According to the Ministry of Health, undernutrition is also a public health problem in Indonesia, particularly for 19.6 percent of children under five years old. In addition the number of people with HIV infection increased from 540,000 in 2011 to 620,000 in 2016. With all the major risk factors trending upwards, TB clearly has an implication for Indonesia’s human and economic development.
TOSS national movement
The “Temukan, Obati, Sampai Sembuh” (or TOSS) – Find, Treat and Cure Tuberculosis – movement, summarises the government’s response to the TB epidemic. The first step – finding all TB cases – is especially crucial to containing TB, since there is a large gap between the estimated number of new cases and the actual numbers found and reported to the health authorities. In this regard, Indonesia ranks third at the global level, with an estimated gap of 16 percent of more than four million cases.
In the post-Millennium Development Goals era, global organisations have committed to ending TB by 2030. The strategy consists of three pillars: integrated, patient-centered care and prevention; bold policies and supportive systems; and intensified research and innovation. In the context of the TOSS approach, key priorities are research into how to find more TB cases, the development of new drugs requiring a shorter period of adherence, and new ways to improve the adherence of patients to treatment.
The recently-launched National Action Plan for TB research by the Ministry of Health outlines these priority areas. For the plan to be effective, however, there must be synergy among academics, health practitioners and policymakers, including universities and research centers.
Jet Set TB and synergy to fight TB
Jet Set TB (Jejaring Riset Tuberkulosis, or the Indonesian Network of Tuberculosis Research) has recently been established with the aim of advancing the National Action Plan by developing such synergy among medical practitioners, researchers, TB control program officers, and donors – both current and prospective. The Network was initiated by collaboration between the TB sub-directorate of the Ministry of Health, the National Institute of Research and Development, and academics with interest in TB research, and is currently coordinated by Pandu Riono, MD, PhD, an academic from Universitas Indonesia.

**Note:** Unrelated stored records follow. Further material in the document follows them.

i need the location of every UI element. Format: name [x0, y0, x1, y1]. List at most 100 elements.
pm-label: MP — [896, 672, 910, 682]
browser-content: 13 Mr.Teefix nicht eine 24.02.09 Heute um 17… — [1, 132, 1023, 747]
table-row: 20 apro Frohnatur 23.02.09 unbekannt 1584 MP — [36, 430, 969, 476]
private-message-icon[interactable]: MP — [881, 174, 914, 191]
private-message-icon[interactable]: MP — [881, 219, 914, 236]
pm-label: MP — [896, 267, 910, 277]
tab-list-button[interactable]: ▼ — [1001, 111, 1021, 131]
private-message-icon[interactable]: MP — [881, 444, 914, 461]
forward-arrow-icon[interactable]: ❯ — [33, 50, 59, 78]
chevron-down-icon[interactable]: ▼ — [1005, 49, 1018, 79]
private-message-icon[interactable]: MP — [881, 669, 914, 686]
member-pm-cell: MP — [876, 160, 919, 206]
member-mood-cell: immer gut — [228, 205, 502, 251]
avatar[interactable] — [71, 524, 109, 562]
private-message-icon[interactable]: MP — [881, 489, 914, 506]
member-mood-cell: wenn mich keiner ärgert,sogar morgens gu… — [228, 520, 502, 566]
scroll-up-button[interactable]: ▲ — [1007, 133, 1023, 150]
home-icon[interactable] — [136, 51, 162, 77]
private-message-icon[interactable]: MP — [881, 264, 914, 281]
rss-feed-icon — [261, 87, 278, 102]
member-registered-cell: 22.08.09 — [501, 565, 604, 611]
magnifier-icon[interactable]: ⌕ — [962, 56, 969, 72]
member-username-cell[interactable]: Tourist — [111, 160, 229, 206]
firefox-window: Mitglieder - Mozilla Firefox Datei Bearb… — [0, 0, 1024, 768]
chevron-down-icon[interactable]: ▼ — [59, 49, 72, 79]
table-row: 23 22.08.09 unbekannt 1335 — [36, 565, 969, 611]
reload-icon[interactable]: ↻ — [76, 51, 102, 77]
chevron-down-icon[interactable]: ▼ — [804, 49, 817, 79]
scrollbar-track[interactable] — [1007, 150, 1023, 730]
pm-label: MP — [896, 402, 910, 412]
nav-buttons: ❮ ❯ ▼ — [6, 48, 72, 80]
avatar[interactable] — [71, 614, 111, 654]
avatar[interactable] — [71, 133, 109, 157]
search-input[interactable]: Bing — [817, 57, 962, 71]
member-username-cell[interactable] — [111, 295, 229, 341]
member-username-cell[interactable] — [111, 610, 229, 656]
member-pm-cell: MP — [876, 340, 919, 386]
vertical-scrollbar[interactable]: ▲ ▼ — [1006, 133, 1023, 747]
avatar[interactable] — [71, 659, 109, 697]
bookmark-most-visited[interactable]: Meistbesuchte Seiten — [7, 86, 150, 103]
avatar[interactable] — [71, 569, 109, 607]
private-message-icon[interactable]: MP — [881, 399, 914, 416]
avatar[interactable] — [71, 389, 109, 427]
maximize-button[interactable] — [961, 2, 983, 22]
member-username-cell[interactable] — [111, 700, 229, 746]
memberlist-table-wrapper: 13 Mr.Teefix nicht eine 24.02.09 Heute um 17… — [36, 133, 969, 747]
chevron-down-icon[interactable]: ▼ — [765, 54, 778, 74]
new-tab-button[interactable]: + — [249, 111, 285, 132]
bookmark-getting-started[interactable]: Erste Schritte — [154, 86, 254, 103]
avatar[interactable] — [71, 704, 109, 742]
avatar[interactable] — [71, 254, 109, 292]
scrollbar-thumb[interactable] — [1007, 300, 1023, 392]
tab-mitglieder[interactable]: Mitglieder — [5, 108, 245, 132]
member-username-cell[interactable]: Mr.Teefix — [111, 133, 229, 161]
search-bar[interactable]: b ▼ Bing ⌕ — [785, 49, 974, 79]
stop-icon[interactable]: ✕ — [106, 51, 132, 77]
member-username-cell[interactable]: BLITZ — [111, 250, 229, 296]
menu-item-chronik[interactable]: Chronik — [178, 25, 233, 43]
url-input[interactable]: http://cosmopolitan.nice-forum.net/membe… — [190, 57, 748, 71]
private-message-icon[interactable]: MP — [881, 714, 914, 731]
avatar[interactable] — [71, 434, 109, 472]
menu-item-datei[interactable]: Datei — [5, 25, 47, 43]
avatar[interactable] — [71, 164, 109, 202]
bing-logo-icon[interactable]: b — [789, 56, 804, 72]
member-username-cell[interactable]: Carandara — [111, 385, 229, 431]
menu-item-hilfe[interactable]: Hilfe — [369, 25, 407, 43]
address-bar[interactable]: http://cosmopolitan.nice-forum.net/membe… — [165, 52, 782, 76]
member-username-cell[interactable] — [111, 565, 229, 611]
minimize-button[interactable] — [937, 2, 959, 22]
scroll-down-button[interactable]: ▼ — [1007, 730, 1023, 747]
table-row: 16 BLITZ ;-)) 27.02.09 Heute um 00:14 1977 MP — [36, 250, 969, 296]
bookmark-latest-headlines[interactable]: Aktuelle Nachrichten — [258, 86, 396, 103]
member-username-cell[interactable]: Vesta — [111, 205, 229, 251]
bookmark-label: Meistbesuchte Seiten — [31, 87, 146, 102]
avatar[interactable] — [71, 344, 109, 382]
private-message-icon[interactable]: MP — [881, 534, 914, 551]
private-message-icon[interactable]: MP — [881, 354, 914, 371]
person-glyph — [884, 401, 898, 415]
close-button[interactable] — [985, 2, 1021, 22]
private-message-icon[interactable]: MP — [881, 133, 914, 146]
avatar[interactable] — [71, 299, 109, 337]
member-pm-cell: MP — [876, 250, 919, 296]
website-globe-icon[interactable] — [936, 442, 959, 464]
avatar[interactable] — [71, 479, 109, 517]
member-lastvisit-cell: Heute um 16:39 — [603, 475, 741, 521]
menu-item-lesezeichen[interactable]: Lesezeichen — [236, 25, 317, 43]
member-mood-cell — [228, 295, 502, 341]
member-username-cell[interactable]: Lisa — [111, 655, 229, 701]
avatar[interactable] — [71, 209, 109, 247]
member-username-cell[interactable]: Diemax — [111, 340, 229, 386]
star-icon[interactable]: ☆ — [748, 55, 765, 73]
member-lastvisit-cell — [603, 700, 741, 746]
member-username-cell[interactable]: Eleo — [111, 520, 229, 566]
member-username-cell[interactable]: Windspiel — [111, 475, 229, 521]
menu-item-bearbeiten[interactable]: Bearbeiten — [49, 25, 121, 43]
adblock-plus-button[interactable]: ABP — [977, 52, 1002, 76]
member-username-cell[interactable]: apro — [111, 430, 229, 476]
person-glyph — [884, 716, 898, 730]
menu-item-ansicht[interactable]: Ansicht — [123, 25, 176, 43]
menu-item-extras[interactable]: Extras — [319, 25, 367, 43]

Jet Set TB has developed a National Action Plan for TB research, which has been disseminated to the Ministry of Research and Higher Education, universities, and other research institutions. Jet Set TB also plans to disseminate the National Action Plan to provinces and districts to encourage collaboration between local universities and health authorities to utilise research for development and evaluation of initiatives on controlling TB. Jet Set TB has been developing a website as a communication platform for the Network and for use as an updated repository on TB research in Indonesia.
It comes just in time for the United Nation’s High-Level Meeting on TB scheduled for September 2018, when countries are expected to commit to do more to end the disease. This will likely include greater investment in research by both governments and the private sector to develop new drugs and diagnostic tools, and create the policy framework needed to promote more screening, monitoring and community engagement required to end this ancient disease. This will also advance the commitment to end TB by 2030, which was included in the Sustainable Development Goals signed by many heads of state in 2015.
Ari Probandari, MD, M.PH, Ph.D. is an academic and researcher at Universitas Sebelas Maret in Indonesia. She is a member of the Indonesia Tuberculosis Expert Committee and the Indonesian Network of Tuberculosis Research.